We were, actually, going longer and farther and sometimes even faster, even if I found that scary and waited, inevitably to fail. And then I broke my foot at camp and had to stop all activity for eight weeks. I knew I was doomed to lose any and all gains, thrown back well behind the starting line, again.

But do you know what? Since I was cleared to get back into my running shoes, I built back up from scratch to a personal best 5k time in less than six weeks. Because I decided to push. I’ve been doing long runs of 7.5-8k. Today, I’m going to do a slow 10k in the snow. I’m amazing myself.

Maybe, just ready, I am ready to say I’m an athlete.

The good news is that now that I’m a little more confident, and have been learning about how training works, is that I am in fact legitimately improving in all areas. I don’t think I’ve hit my peak yet, and that’s exciting. The bad news is that these gains have space to happen in my middle-aged body because so many gym classes, sports days, “coaches”, and my own experiences over the first 25-30 years of my life led me to believe I could never amount to anything, fitness-wise.

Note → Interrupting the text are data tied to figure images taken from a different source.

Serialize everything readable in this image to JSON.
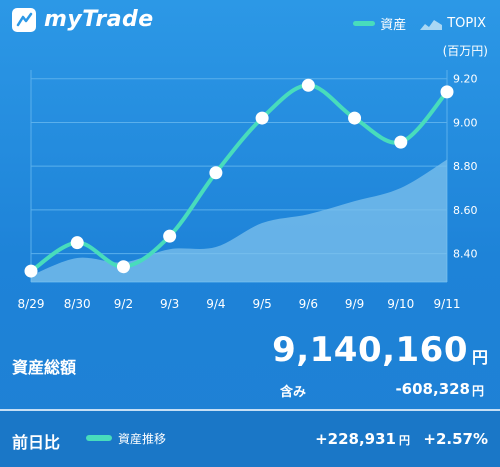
{
  "header": {
    "app_title": "myTrade",
    "legend_asset": "資産",
    "legend_topix": "TOPIX",
    "unit": "(百万円)"
  },
  "colors": {
    "asset_line": "#48dcbc",
    "topix_area": "#7fc2ec",
    "grid": "#5ab0ec"
  },
  "chart_data": {
    "type": "line",
    "categories": [
      "8/29",
      "8/30",
      "9/2",
      "9/3",
      "9/4",
      "9/5",
      "9/6",
      "9/9",
      "9/10",
      "9/11"
    ],
    "ylim": [
      8.27,
      9.24
    ],
    "yticks": [
      "9.20",
      "9.00",
      "8.80",
      "8.60",
      "8.40"
    ],
    "ytick_values": [
      9.2,
      9.0,
      8.8,
      8.6,
      8.4
    ],
    "grid": true,
    "legend": "top-right",
    "series": [
      {
        "name": "資産",
        "values": [
          8.32,
          8.45,
          8.34,
          8.48,
          8.77,
          9.02,
          9.17,
          9.02,
          8.91,
          9.14
        ]
      },
      {
        "name": "TOPIX",
        "values": [
          8.3,
          8.38,
          8.36,
          8.42,
          8.43,
          8.54,
          8.58,
          8.64,
          8.7,
          8.83
        ]
      }
    ]
  },
  "summary": {
    "total_label": "資産総額",
    "total_value": "9,140,160",
    "total_yen": "円",
    "unrealized_label": "含み",
    "unrealized_value": "-608,328",
    "unrealized_yen": "円"
  },
  "footer": {
    "label": "前日比",
    "legend": "資産推移",
    "diff": "+228,931",
    "diff_yen": "円",
    "pct": "+2.57%"
  }
}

And so I didn’t.

That’s why I’m still getting faster and stronger now, in middle age, because I was so traumatized I never even tried.

I’m trying now.

For the new year, I’ve signed up to a running clinic. I’m going to train for a half marathon. I’m joining a group, and I’ll push my lungs and my muscles to their limits with a coach, in public. I’m terrified. I’m excited. This new year, I’m going to be an athlete, and I’m going to change my old story about fitness and athleticism and my own abilities into a new and better one.

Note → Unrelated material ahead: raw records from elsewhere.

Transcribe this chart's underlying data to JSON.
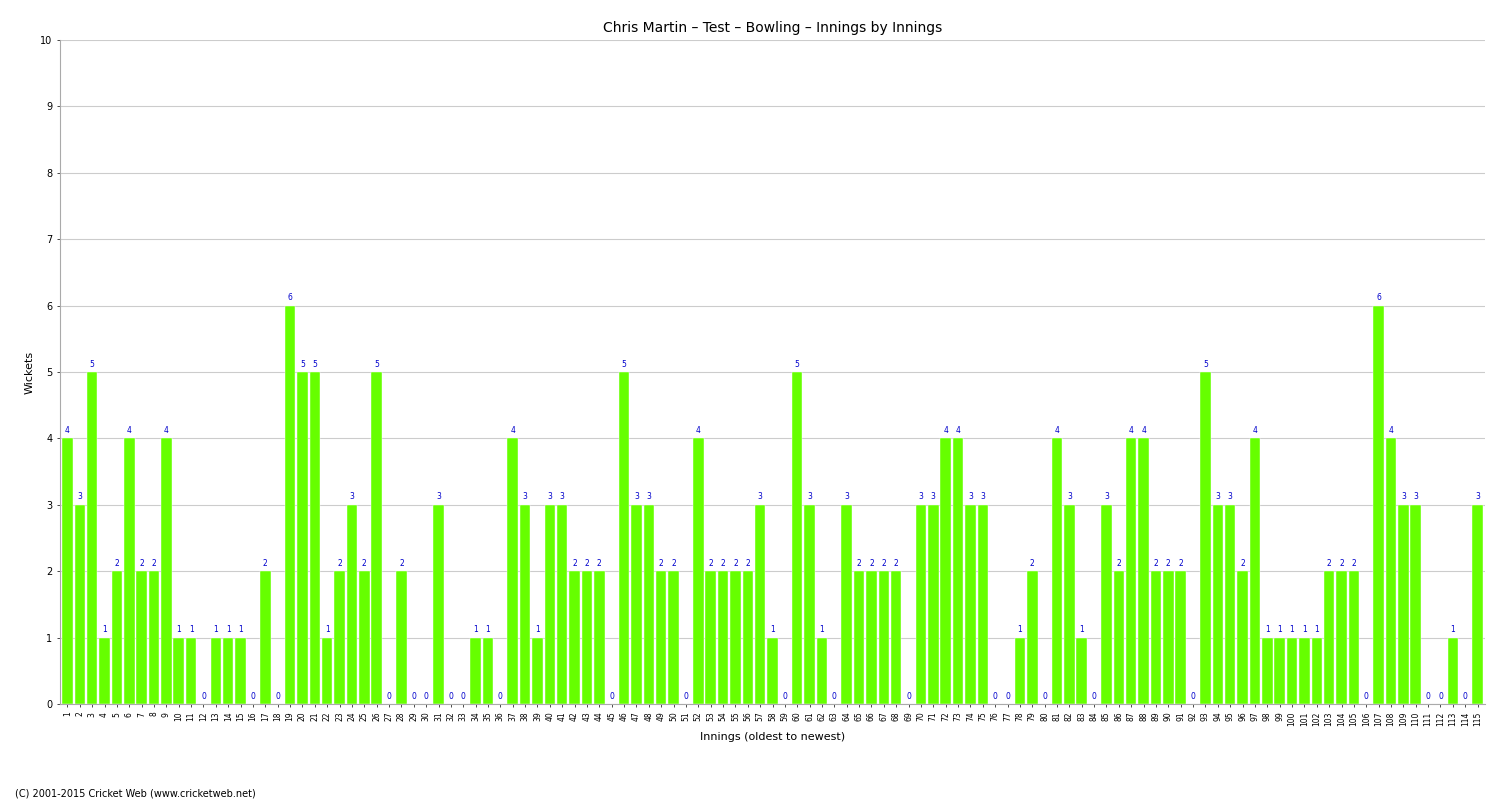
{
  "title": "Chris Martin – Test – Bowling – Innings by Innings",
  "ylabel": "Wickets",
  "xlabel": "Innings (oldest to newest)",
  "copyright": "(C) 2001-2015 Cricket Web (www.cricketweb.net)",
  "bar_color": "#66ff00",
  "bar_edge_color": "#ffffff",
  "label_color": "#0000cc",
  "bg_color": "#ffffff",
  "grid_color": "#cccccc",
  "ylim": [
    0,
    10
  ],
  "yticks": [
    0,
    1,
    2,
    3,
    4,
    5,
    6,
    7,
    8,
    9,
    10
  ],
  "values": [
    4,
    3,
    5,
    1,
    2,
    4,
    2,
    2,
    4,
    1,
    1,
    0,
    1,
    1,
    1,
    0,
    2,
    0,
    6,
    5,
    5,
    1,
    2,
    3,
    2,
    5,
    0,
    2,
    0,
    0,
    3,
    0,
    0,
    1,
    1,
    0,
    4,
    3,
    1,
    3,
    3,
    2,
    2,
    2,
    0,
    5,
    3,
    3,
    2,
    2,
    0,
    4,
    2,
    2,
    2,
    2,
    3,
    1,
    0,
    5,
    3,
    1,
    0,
    3,
    2,
    2,
    2,
    2,
    0,
    3,
    3,
    4,
    4,
    3,
    3,
    0,
    0,
    1,
    2,
    0,
    4,
    3,
    1,
    0,
    3,
    2,
    4,
    4,
    2,
    2,
    2,
    0,
    5,
    3,
    3,
    2,
    4,
    1,
    1,
    1,
    1,
    1,
    2,
    2,
    2,
    0,
    6,
    4,
    3,
    3,
    0,
    0,
    1,
    0,
    3
  ],
  "title_fontsize": 10,
  "tick_fontsize": 5.5,
  "axis_label_fontsize": 8,
  "value_fontsize": 5.5,
  "bar_width": 0.85
}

Aimée Morrison has been practicing yoga for 11 years, training in a 200 hour YTT in 2014, and Yoga for Round Bodies 2016. Erstwhile yoga teacher introductory to advanced at Queen Street Yoga in Kitchener. In her spare time, associate prof at UWaterloo, specializing in social media.

2 thoughts on “Getting to the starting line (Guest post)

  1. Yep. I also hated gym and avoided sports as a result. Similar story. Ditto the Canada Fitness test. For me it was the flexed am hang that did me in every year! Damn flexed am hang.

  2. I have the same bad memories of gym class. Shudder. I could never complete the 12 minute run. Never.
    How inspiring to read that an injury changed your perspective for the better. And you have an awesome support there in your husband!
    Please write more about your clinic and running adventures. I just turned 46. It’s nice to know there are others still exploring new fitness avenues!